If a transformation changes the shape and/or size of a figure, then this transformation is non-rigid. There are many possible non-rigid transformations. In quarter 1, we considered vertical and horizontal stretches, skews and dilations. There are others; the non-rigid transformations we considered preserved certain properties we were interested in.
A vertical stretch is one in which a figure is stretched upward or downward. A vertical stretch preserves horizontal distances and scales vertical distances. The image shows how triangle LMN has been stretched vertically to form triangle L'MN. In quarter 1, we only performed stretches on figures, as it didn't make much sense to perform stretches on points or lines. However, as we have moved all our objects to a grid, even a point is associated with a distance. In particular, each point has a vertical distance to the x-axis, and a horizontal distance to the y-axis. Therefore, it is no longer unreasonable to stretch a point or a line horizontally.
A horizontal stretch is one in which a figure is stretched to the left or the right. A horizontal stretch preserves vertical distances, and scales horizontal distances. In the image, triangle TUV has undergone a horizontal stretch to the right forming triangle TU'V. As with vertical stretches, in quarter 1 we only performed horizontal stretches on figures, but in this quarter we will be able to extend this to other objects.
We already mentioned skews when discussing the areas of parallelograms. A skew is important in geometry as it preserves area. In the image, triangle ABC is skewed to become A'BC. We will not actually be performing any skews on the Cartesian grid in this class.

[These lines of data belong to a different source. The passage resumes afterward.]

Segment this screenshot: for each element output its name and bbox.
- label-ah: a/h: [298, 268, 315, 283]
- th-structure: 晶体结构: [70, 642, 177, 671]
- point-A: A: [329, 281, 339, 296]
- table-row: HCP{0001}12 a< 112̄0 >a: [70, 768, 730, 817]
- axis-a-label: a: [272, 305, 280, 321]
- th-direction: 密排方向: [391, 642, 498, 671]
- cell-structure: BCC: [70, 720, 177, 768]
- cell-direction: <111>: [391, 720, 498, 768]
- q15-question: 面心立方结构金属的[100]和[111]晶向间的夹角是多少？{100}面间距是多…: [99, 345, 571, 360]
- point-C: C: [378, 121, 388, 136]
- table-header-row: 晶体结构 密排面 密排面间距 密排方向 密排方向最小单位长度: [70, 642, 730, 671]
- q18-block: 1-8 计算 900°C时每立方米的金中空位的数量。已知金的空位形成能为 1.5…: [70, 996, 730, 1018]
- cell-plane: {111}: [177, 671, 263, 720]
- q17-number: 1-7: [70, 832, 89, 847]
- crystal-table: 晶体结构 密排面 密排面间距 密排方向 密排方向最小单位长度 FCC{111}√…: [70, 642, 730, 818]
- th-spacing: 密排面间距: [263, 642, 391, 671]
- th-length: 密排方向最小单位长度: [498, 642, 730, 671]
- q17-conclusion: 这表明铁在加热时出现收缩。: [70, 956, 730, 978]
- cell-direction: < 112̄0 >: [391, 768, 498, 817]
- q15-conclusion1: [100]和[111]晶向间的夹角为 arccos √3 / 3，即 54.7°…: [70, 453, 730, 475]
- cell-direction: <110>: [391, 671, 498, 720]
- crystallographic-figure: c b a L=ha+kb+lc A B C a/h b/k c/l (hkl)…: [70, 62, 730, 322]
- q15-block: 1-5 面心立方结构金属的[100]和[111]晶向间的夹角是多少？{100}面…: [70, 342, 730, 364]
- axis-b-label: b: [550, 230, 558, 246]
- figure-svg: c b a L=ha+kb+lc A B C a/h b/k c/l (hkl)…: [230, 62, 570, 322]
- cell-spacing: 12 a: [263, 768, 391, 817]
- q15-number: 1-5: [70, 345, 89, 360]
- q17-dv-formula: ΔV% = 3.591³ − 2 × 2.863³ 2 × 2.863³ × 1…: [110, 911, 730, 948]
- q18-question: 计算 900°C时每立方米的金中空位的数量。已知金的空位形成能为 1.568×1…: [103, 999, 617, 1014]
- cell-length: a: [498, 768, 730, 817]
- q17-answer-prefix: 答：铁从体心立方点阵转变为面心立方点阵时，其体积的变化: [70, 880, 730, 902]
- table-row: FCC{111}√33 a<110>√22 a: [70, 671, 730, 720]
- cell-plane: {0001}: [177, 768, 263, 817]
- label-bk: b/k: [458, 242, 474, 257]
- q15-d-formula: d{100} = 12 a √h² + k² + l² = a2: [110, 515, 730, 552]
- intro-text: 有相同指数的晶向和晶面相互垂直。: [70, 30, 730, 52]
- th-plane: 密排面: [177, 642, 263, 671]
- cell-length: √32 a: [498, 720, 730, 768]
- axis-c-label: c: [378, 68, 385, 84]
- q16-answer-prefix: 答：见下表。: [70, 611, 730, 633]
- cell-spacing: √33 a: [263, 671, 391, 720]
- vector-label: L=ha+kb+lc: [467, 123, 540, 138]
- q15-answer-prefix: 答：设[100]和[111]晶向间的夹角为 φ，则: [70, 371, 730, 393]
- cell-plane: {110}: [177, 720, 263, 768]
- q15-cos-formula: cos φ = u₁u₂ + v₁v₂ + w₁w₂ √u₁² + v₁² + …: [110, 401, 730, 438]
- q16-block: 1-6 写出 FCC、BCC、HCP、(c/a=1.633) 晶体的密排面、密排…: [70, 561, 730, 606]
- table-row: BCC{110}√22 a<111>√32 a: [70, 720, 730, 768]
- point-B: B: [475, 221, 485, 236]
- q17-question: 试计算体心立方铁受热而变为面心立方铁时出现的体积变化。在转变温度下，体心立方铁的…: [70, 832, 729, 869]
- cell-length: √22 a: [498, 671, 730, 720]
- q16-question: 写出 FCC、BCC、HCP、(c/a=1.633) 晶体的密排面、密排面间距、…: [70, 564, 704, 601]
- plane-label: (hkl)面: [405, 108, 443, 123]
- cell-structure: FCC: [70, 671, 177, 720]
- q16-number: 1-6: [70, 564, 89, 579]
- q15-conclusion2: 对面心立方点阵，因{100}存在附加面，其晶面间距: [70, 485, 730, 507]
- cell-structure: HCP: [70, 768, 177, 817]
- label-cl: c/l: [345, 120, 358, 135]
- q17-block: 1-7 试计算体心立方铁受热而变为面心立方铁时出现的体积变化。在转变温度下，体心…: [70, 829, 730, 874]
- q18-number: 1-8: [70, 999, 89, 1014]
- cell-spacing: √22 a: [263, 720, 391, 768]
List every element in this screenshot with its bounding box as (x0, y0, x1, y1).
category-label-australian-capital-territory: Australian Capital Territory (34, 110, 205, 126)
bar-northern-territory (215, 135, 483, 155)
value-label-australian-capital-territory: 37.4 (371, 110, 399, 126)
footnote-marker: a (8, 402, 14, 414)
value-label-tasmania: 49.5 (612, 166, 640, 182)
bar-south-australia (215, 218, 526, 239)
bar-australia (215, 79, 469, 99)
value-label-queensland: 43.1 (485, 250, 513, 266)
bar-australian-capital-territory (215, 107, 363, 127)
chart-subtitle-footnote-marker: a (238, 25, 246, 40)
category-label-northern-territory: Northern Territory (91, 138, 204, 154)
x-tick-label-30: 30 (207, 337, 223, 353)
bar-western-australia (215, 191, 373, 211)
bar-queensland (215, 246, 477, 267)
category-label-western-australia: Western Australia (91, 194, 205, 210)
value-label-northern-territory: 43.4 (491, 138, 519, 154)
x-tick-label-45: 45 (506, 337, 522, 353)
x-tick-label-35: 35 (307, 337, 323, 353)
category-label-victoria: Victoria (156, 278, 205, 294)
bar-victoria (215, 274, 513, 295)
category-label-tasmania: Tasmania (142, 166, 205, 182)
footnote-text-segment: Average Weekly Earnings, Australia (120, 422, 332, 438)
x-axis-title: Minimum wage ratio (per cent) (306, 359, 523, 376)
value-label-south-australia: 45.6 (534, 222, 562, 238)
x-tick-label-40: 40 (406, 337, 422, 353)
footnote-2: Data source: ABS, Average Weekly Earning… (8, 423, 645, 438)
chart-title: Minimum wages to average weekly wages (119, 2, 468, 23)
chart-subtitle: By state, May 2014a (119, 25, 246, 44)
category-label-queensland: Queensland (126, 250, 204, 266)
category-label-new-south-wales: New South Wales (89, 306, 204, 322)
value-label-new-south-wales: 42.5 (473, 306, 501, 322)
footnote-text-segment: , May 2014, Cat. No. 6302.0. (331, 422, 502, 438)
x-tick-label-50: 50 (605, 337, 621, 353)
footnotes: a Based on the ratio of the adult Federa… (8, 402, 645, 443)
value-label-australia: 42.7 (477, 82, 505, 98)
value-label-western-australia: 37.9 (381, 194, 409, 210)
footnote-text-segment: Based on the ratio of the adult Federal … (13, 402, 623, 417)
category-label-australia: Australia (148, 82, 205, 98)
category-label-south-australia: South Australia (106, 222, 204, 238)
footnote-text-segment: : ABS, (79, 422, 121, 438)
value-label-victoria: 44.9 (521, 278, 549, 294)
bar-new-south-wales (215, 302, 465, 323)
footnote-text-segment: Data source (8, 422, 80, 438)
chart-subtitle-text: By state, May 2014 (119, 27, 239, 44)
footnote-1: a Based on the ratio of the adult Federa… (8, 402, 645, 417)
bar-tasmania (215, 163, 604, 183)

The remaining non-rigid transformation we previously considered is a dilation. In a dilation, the shape of a figure is constant, but the size changes. The image shows that figure FGH has been dilated from point G to form triangle F'GH'. Dilating a figure on the Cartesian plan is reasonably straight-forward. Slopes will remain the same, and lengths will be scaled. We extensively considered dilated figures in each previous quarter. We introduced dilations in quarter 1, then used dilations in quarters 2 and 3 to prove similar figures.
In the previous lesson, we mentioned that analytical geometry lends itself to certain transformations. Horizontal and vertical stretches are very important transformations on the Cartesian grid. To perform a dilation on the Cartesian grid, perform a horizontal stretch followed by a vertical stretch, where the scaling factor is the same for both.